A little over two years ago, in February 2005, just as the damn iPod shuffle poem is getting linked everywhere and bringing hordes of easily-amused websurfers from all corners of the globe thundering down on my poor website, I get the following email:
Date: Fri, 4 Feb 2005 13:44:28 +0100
Subject: would you agree to let me translate your texts in french ?
Hello,
I’m just starting a publishing activity, here in Paris – I used to be a
journalist, but want to move over – and I came accross your website this
morning : your texts are amazing. I think they could really catch a french
audience who can’t read english, as a testimonial of an american sensitive
guy. What do you think ? Would you like to discuss further more about this ?
Let me tell you at once that i couldn’t afford you any retribution at this
far, being completely volunteer in this kind of “love-activity” myself !

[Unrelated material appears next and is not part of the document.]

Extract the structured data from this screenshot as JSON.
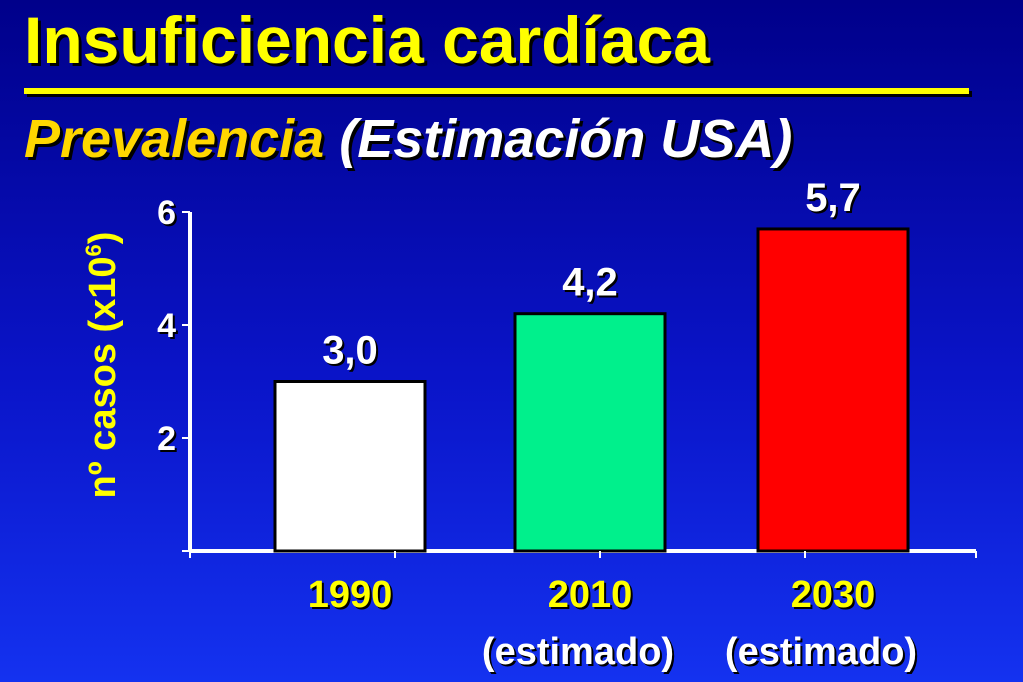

But i could find some money to publish 500 copies, send you 100 and get some
publicity for you here, in Paris, as i know lot of journalists. Of course, i
could share with you the sellings benefits of 300 others copies (100 free
for press, word-of-mouth advertising…), saving only the print costs for
me. Would it be fair ? Would you be interested ?
Let me know.
Bests,
[Name]
Fluent English it ain’t. (Though it’s not much worse than the emails my co-workers write.) But I Google the name of the woman who the email’s from, and she appears to be a well-known French fashion-mag editor and journalist. I Google a few phrases from the email to see if it’s some spammy form letter, and it seems to be a unique message. And my web stats show that a visitor with the sender’s IP address, traceable to a French ISP, has been looking through my Sensitive American archives.
Now, I would love to sit here and tell you that I, Mr. Savvy, instantly dismiss her offer as absurd and improbable — some sort of fly-by-night pay-to-publish scam — and with a droll world-weary chuckle delete the email without a second thought.
However, I must confess that I bite the hook. I send a cautious reply thanking her for the gracious compliments, and saying Yes I Suppose I Am Interested, provided that I get to write about the whole experience on the website (a hedge against shadiness). She emails me back and cheerfully outlines her plan, an indie-publishing venture aimed at bringing unknown internet writers to the attention of wider readerships, which venture she intends to promote through her myriad publishing connections.
In response to my cautiousness towards this “love-activity” of hers, she assures me that she needs no money or bookselling efforts from me, and that I’ll retain all rights to my work in both French and English. She proposes to select a series of erasing.org pieces — this is back when I used to write long-form journal entries — and translate them into French with the aid of some colleagues, have a limited-run monograph book printed by July, and get it in the magazines by October. I skeptically agree to everything, as if I have any idea what I’m doing, as if I’m capable of making decisions like this without an agent’s advice. She tells me that she’ll “dive in” to my website to choose an initial set of texts, and that she’ll get back to me in a few days.
I must now confess further that over the course of those following few days, my overactive imagination teams up with my deluded ego and I actually spend time seriously thinking that I might have a shot at being a literary celebrity in translation — a testimonial of an American Sensitive Guy! — and with starry eyes I speculate that this woman and her network of publishing people could actually be a ticket to some sort of overseas writing career. I’m embarrassed to say that I fantasize about doing readings in front of audiences of adoring hip young English-speaking Parisians. I imagine learning French, moving to Europe with Laura, doing the fabled literary American-expat-in-Paris thing. I even fret for a bit over whether the translators will be able to come up with a suitable French rendering of the word Laundroid.
Anyway, she must’ve found out I was moving to Canada, because I never hear from her again. A Pseudo-Canadian Sensitive Guy — not even the French would buy that.